The given reaction is :

CO(g) + Cl₂(g) <----------------> COCl₂(g) , ΔH⁰ = - 108 KJ/mol

Now

Expression of Equilibrium constant i.e. K_c = [COCl_{2 (g)}] /  [CO (g) ] [Cl_{2 (g)}]

This is an exothermic reaction as ΔH⁰ = -ve

(1). decreasing the temperature (TRUE) , because according to Le-chatelier's principle on decreasing the temperature for exothermic reaction, equilibrium will shifts in forward direction i.e. products side and vice-versa. Hence this will favor production of CO.

(2). increasing the pressure (by changing the volume) (TRUE) because according to Le-chatelier's principle on increases the pressure, equilibrium will shifts in that direction where number of moles of gases are less. Since number of moles of gases are less in products side, therefore equilibrium will shifts in products side. Hence this will favor production of CO.

(3). decreasing the volume (TRUE), because decreasing the volume means increasing the pressure. Hence this will favor production as equilibrium will shifts in products side.

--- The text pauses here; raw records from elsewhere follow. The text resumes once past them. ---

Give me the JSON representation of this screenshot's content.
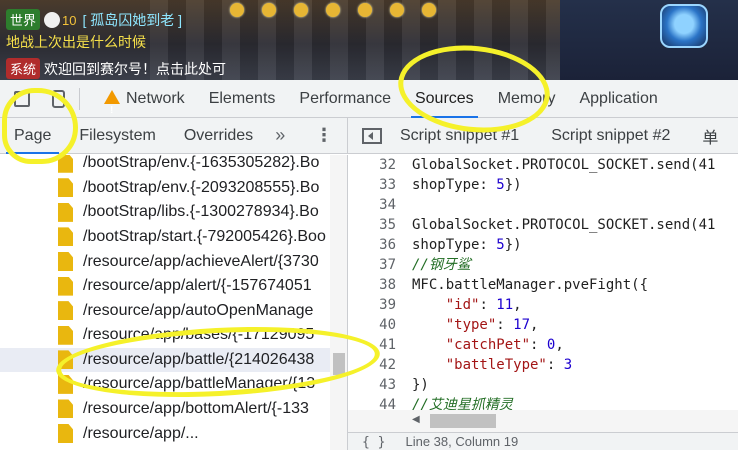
{
  "game": {
    "chat": [
      {
        "channel": "世界",
        "level": "10",
        "name": "[ 孤岛囚她到老 ]",
        "text": "地战上次出是什么时候"
      },
      {
        "channel": "系统",
        "text": "欢迎回到赛尔号！点击此处可"
      }
    ]
  },
  "devtools": {
    "tabs": [
      {
        "label": "Network"
      },
      {
        "label": "Elements"
      },
      {
        "label": "Performance"
      },
      {
        "label": "Sources"
      },
      {
        "label": "Memory"
      },
      {
        "label": "Application"
      }
    ],
    "active_tab": "Sources",
    "left_subtabs": [
      {
        "label": "Page"
      },
      {
        "label": "Filesystem"
      },
      {
        "label": "Overrides"
      }
    ],
    "more_label": "»",
    "kebab_label": "⋮",
    "right_subtabs": [
      {
        "label": "Script snippet #1"
      },
      {
        "label": "Script snippet #2"
      },
      {
        "label": "单"
      }
    ],
    "files": [
      "/bootStrap/env.{-1635305282}.Bo",
      "/bootStrap/env.{-2093208555}.Bo",
      "/bootStrap/libs.{-1300278934}.Bo",
      "/bootStrap/start.{-792005426}.Boo",
      "/resource/app/achieveAlert/{3730",
      "/resource/app/alert/{-157674051",
      "/resource/app/autoOpenManage",
      "/resource/app/bases/{-17129095",
      "/resource/app/battle/{214026438",
      "/resource/app/battleManager/{13",
      "/resource/app/bottomAlert/{-133",
      "/resource/app/..."
    ],
    "selected_file_index": 8,
    "code": {
      "l32": "32",
      "c32": "GlobalSocket.PROTOCOL_SOCKET.send(41",
      "l33": "33",
      "c33a": "shopType: ",
      "c33n": "5",
      "c33b": "})",
      "l34": "34",
      "l35": "35",
      "c35": "GlobalSocket.PROTOCOL_SOCKET.send(41",
      "l36": "36",
      "c36a": "shopType: ",
      "c36n": "5",
      "c36b": "})",
      "l37": "37",
      "c37": "//钢牙鲨",
      "l38": "38",
      "c38": "MFC.battleManager.pveFight({",
      "l39": "39",
      "c39k": "\"id\"",
      "c39a": ": ",
      "c39n": "11",
      "c39b": ",",
      "l40": "40",
      "c40k": "\"type\"",
      "c40a": ": ",
      "c40n": "17",
      "c40b": ",",
      "l41": "41",
      "c41k": "\"catchPet\"",
      "c41a": ": ",
      "c41n": "0",
      "c41b": ",",
      "l42": "42",
      "c42k": "\"battleType\"",
      "c42a": ": ",
      "c42n": "3",
      "l43": "43",
      "c43": "})",
      "l44": "44",
      "c44": "//艾迪星抓精灵",
      "l45": "45"
    },
    "status": "Line 38, Column 19",
    "braces_label": "{ }"
  },
  "colors": {
    "accent": "#1a73e8",
    "annotation": "#f5f12a",
    "file_icon": "#e9b70f"
  }
}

(4). adding COCl₂(FALSE) , because according to Le-chatelier's principle on increasing the concentration of products or decreasing the concentration of reactants, equilibrium will shifts in backward direction i.e. reactant side and vice-versa. Hence this will not favor production of CO.

(5). removing Cl₂(FALSE) , because according to Le-chatelier's principle on increasing the concentration of products or decreasing the concentration of reactants, equilibrium will shifts in backward direction i.e. reactant side and vice-versa. Hence this will not favor production of CO.